Después está la escuela, que debe ser libre y abierta al crecimiento moral e intelectual de las generaciones jóvenes. ¡Cómo no reconocer la conveniencia de hacer que florezcan múltiples experiencias de itinerarios educativos, en los que la familia, fundada en el matrimonio, y los grupos sociales puedan experimentar concretamente sus convicciones!

Y, por último, está el trabajo, que hoy más que nunca se remite al mandato bíblico que compromete al hombre en la transformación del mundo. Los poderes públicos, del mismo modo que hacen con la vida, la familia y la escuela, tienen el deber de ayudar con todos los medios posibles a la persona a expresar sus potencialidades creativas: sería una culpa grave permanecer indiferentes e inducir a las generaciones jóvenes a un ocio corruptor, que desfigura la dignidad que hoy todos reconocen a la persona y al ciudadano.

5. La Iglesia, en todos sus componentes, está dispuesta a colaborar con los poderes públicos, más aún, con la sociedad nacional, de la que es parte significativa y que la caracteriza. De buen grado pone sus energías a disposición también de este país, que por muchos aspectos le es tan cercano y tan querido. Lo hace en el respeto de su misión específica, que consiste en el anuncio del Evangelio a todos los hombres. En efecto, sólo así el ser humano puede desarrollarse en el tiempo de una forma que responda plenamente al designio de su Creador y Redentor.

La Iglesia busca el verdadero bien del país, al que contribuye con su fidelidad a Cristo y su creatividad en los sectores de la educación, la cultura, la asistencia y tantas otras formas de testimonio propias de ella, sin renunciar jamás a su idea del hombre y del significado de las relaciones sociales.

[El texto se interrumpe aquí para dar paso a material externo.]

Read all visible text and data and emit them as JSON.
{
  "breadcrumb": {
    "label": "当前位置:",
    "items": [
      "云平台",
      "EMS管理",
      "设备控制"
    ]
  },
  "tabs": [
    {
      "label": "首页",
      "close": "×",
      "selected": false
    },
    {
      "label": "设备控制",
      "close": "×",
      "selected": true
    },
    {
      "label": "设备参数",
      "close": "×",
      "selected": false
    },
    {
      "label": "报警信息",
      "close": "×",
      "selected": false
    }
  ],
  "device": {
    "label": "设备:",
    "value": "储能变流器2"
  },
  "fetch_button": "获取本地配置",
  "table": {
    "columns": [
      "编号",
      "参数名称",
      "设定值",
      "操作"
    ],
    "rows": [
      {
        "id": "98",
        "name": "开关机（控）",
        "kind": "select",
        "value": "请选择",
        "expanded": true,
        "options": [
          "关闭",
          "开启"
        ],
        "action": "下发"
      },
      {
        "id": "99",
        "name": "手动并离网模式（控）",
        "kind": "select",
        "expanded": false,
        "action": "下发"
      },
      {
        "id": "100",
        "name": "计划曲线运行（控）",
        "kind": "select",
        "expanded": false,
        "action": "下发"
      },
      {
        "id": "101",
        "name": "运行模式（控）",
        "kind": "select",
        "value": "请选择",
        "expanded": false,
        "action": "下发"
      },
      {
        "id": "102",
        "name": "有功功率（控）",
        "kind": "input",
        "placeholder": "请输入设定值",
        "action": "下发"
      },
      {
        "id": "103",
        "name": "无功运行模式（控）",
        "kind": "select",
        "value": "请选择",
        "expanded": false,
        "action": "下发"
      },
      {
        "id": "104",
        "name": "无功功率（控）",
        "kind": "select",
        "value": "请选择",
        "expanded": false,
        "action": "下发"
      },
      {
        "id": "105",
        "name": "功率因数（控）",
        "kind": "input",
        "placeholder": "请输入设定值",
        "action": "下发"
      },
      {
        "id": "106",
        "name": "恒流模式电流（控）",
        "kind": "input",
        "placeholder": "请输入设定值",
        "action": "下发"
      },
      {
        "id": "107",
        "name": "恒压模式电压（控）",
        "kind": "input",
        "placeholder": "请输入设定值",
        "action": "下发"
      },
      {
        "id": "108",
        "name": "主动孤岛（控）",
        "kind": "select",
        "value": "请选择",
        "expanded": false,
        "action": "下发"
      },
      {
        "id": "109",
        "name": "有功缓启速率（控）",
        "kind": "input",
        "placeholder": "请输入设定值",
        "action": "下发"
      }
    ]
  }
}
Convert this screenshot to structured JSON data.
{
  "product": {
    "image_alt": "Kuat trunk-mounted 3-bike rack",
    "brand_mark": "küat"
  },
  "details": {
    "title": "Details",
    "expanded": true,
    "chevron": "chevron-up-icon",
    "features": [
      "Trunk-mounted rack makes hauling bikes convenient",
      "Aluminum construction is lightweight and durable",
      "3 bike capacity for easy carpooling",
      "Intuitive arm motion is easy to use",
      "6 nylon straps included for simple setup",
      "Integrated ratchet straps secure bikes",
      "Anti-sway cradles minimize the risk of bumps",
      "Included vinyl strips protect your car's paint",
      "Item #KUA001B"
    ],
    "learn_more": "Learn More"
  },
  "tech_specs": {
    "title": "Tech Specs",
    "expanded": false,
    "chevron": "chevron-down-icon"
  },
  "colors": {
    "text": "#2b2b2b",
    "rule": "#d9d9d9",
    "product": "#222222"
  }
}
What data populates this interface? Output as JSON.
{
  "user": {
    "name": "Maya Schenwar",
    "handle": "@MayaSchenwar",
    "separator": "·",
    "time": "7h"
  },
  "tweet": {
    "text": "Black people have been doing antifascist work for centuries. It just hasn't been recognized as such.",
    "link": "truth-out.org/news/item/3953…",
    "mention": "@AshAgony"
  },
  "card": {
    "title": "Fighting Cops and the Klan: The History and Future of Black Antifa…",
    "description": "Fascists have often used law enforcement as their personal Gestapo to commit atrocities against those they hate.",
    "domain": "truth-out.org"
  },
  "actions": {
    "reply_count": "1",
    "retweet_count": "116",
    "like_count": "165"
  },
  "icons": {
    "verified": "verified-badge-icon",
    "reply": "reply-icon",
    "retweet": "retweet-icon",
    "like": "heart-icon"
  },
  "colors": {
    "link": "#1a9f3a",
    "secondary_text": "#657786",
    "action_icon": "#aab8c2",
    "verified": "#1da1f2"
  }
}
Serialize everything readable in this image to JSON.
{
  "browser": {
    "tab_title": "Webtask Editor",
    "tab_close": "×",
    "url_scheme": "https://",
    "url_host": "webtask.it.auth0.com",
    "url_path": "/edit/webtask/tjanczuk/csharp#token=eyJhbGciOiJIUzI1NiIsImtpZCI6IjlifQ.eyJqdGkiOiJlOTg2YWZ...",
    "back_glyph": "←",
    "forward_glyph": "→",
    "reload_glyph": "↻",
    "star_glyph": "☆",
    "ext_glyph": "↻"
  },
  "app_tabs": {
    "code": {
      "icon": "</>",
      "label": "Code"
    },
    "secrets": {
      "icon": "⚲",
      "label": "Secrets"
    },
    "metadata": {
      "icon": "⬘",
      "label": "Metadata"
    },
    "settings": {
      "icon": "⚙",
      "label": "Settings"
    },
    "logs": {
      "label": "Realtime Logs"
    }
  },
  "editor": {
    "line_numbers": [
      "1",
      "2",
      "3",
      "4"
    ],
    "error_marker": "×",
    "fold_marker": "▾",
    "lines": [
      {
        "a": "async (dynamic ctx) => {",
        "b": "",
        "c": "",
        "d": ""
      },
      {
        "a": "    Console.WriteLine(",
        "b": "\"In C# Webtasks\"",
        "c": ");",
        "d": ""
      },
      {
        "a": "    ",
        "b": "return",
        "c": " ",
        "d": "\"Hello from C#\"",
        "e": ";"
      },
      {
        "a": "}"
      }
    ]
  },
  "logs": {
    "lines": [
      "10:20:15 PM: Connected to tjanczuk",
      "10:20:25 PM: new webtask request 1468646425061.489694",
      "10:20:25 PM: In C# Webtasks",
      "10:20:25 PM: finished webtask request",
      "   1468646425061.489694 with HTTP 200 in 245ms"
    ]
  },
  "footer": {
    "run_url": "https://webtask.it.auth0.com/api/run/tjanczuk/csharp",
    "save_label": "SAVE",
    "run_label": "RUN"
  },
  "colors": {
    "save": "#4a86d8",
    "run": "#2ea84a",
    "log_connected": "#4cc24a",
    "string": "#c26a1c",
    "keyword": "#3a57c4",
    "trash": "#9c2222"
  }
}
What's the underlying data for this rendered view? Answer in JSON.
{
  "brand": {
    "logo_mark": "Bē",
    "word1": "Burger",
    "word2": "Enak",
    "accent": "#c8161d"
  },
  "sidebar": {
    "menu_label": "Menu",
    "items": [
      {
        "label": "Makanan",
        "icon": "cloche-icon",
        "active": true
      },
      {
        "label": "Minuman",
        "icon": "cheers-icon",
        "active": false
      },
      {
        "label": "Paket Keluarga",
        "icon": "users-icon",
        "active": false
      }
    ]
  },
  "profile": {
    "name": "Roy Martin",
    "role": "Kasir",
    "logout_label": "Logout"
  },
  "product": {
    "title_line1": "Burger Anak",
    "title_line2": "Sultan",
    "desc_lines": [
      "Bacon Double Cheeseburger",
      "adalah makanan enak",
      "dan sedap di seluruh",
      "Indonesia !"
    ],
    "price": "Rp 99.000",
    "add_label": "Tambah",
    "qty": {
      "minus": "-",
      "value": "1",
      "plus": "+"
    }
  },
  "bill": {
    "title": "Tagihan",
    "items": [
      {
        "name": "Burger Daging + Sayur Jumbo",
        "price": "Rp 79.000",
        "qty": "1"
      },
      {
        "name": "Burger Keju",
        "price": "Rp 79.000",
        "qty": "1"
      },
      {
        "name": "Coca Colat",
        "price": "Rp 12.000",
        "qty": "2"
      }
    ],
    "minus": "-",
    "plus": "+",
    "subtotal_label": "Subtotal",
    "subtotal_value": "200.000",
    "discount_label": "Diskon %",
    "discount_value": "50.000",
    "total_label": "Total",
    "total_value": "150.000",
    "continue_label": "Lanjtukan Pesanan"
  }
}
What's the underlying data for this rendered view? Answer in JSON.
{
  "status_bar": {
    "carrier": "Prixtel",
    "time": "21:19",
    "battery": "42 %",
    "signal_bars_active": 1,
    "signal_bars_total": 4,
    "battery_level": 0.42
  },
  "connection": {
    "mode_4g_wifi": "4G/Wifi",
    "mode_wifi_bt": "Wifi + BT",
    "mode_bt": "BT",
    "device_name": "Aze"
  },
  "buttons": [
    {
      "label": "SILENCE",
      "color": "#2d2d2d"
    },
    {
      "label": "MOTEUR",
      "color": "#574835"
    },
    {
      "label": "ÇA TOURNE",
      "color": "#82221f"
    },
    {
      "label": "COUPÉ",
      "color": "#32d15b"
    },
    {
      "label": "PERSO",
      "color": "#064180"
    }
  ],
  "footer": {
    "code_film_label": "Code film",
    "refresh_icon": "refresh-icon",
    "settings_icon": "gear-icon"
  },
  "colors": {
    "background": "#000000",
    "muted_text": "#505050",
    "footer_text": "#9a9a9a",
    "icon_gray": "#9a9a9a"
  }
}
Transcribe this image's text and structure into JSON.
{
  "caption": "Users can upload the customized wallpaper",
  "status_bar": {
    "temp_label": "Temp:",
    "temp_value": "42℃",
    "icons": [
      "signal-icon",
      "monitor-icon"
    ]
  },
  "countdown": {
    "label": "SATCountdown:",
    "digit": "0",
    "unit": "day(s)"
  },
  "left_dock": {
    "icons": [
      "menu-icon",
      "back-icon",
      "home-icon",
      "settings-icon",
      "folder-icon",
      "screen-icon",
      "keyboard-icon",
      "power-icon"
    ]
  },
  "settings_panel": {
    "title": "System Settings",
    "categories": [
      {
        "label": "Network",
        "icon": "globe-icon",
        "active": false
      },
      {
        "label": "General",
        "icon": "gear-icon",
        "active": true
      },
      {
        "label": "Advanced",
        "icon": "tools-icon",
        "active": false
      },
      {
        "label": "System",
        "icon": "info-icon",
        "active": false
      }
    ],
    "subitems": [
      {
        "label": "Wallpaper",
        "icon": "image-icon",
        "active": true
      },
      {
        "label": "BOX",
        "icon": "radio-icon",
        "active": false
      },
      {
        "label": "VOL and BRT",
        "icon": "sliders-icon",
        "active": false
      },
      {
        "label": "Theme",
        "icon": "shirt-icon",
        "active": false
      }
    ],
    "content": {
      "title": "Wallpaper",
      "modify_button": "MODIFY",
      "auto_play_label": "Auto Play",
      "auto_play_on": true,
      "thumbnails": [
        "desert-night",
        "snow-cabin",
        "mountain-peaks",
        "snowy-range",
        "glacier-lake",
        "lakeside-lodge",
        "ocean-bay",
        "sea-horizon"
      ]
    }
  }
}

6. Con estos sentimientos y estas esperanzas, dirigimos nuestra mirada a la apertura, ya inminente, del jubileo del bimilenario de la encarnación del Hijo de Dios. En esa ocasión, millones y millones de personas confluirán hacia Roma. Serán acogidas con la tradicional hospitalidad del pueblo italiano, pero también se trata de una ulterior responsabilidad que compete a dos realidades, el Estado y la Iglesia, que hoy se han encontrado visiblemente en esta visita, y cuyas relaciones se caracterizan por una significativa colaboración.

Al mismo tiempo que agradezco todo lo que las autoridades italianas están haciendo por el éxito del Año jubilar, expreso mi deseo de que este compromiso prosiga con la misma eficacia en los próximos meses, para asegurar a los peregrinos del mundo entero la acogida solícita y atenta que esperan.

7. Quiero concluir mis palabras con el deseo cordial de que la nación italiana, también gracias a su acción, señor presidente, avance por el camino del auténtico progreso, recibiendo de sus ricas tradiciones de civilización renovados impulsos para la promoción de los valores humanos y cristianos que le han granjeado estima y prestigio en el concierto de los pueblos. Con estos sentimientos, le formulo fervientes votos por el feliz cumplimiento del alto cargo que acaba de iniciar, a la vez que con gran aprecio invoco sobre su persona, su amable esposa, las autoridades aquí presentes y todo el pueblo italiano, la constante protección de Dios todopoderoso.


*L'Osservatore Romano. Edición semanal en lengua española, n. 44, p. 20 (p.612).